Because, in reality, most of life is NOT like a simple game of “Chutes & Ladders,” with good choices taking you up and bad choices bringing you down. Most of life is like a climbing rope that you have to grasp onto with your hands and feet, and it’s really wiggly, and you can inch yourself either up it OR down it, but whichever way you’re going, it helps to have somebody holding the bottom steady for you.
This is where the patched jeans come in.
Back when Erick and I were newly married, it used to bug me that so many of his clothes had holes in them. Those of you who know Erick, or have just SEEN Erick, have probably noticed that he wears torn and stained clothes with pride. This is a guy who hates to give up on his clothes. He’ll bring me sweaters with gaping holes in the armpits, jeans with torn pockets or worn-through knees, and ask me to mend them…again and again and AGAIN. It’s only when I can convince him that something is un-mendable that he’ll reluctantly pitch it. (Most of the time).
This used to make me kind of angry; it was different from how I did things. “Why don’t you just buy a new one?” I’d ask, “Don’t you CARE how you look?”
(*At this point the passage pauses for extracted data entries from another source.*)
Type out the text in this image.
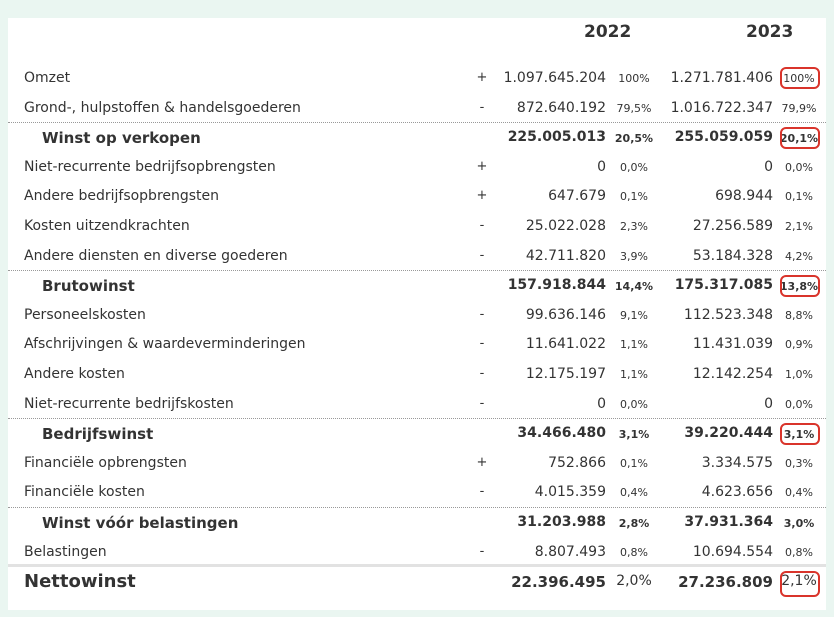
2022	2023
Omzet	+	1.097.645.204	100%	1.271.781.406 100%
Grond-, hulpstoffen & handelsgoederen	-	872.640.192 79,5%	1.016.722.347 79,9%
Winst op verkopen	225.005.013 20,5%	255.059.059 20,1%
Niet-recurrente bedrijfsopbrengsten	+	0	0,0%	0	0,0%
Andere bedrijfsopbrengsten	+	647.679	0,1%	698.944	0,1%
Kosten uitzendkrachten	-	25.022.028	2,3%	27.256.589	2,1%
Andere diensten en diverse goederen	-	42.711.820	3,9%	53.184.328	4,2%
Brutowinst	157.918.844 14,4%	175.317.085 13,8%
Personeelskosten	-	99.636.146	9,1%	112.523.348	8,8%
Afschrijvingen & waardeverminderingen	-	11.641.022	1,1%	11.431.039	0,9%
Andere kosten	-	12.175.197	1,1%	12.142.254	1,0%
Niet-recurrente bedrijfskosten	-	0	0,0%	0	0,0%
Bedrijfswinst	34.466.480	3,1%	39.220.444 3,1%
Financiële opbrengsten	+	752.866	0,1%	3.334.575	0,3%
Financiële kosten	-	4.015.359	0,4%	4.623.656	0,4%
Winst vóór belastingen	31.203.988	2,8%	37.931.364 3,0%
Belastingen	-	8.807.493	0,8%	10.694.554	0,8%
Nettowinst	22.396.495 2,0%	27.236.809 2,1%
Now, my stage of motherhood is hard on the knees. You’re always crawling around on the floor with little people, and before you know it, you’ve worn through the knees of your pants. So it was that I tossed out TWO torn pairs of jeans — both of which I’d had for over five years — right before we moved to Vermont.
Once we arrived in the Green Mountain State, I drove an hour to Burlington in order to buy a new pair of jeans at the Gap. Buying jeans is traumatic for everyone, and I’m no exception. My problem is that I’m short, and it’s almost impossible to find a pair of jeans that I don’t need to hem. Gap used to make ankle-length jeans that did the trick, but somehow even those don’t work for me anymore. I’d driven AN HOUR, though: I was leaving this store with a pair of jeans. I selected the best option, took them home, and hemmed them.
Less than a year later, one of the knees wore through.
Faced with the problem of whether I had to drive another hour for a new pair of jeans — or, even worse, attempt to order jeans online without first trying them on — I decided to put a patch over the hole. I found a cute fabric scrap in my sewing bag and smacked it on the offending knee. Problem solved.
Until the hole somehow grew out from under the patch.
Faced, yet again, with the problem of what to do, I dug into my sewing bag for another cute fabric scrap, created another patch, and sewed that patch on to overlap the first patch and cover the growing hole.
Problem solved, again. (Although I’m trying not to notice that the other knee is now starting to wear alarmingly thin).
It’s a small but significant example: this is very different from how I used to do things. Once upon a time, my own behavior would have made me angry. Why not just get a new pair of jeans?
It hit me as I was sewing on that second patch: I was not giving up on these jeans, holes and all.
Erick taught me how to do this, just as the rest of my family is teaching me not to give up on people, to be liberal with the patches, and that, instead of watching critically while others play “Chutes & Ladders,” I’d rather be helping to hold the climbing rope steady.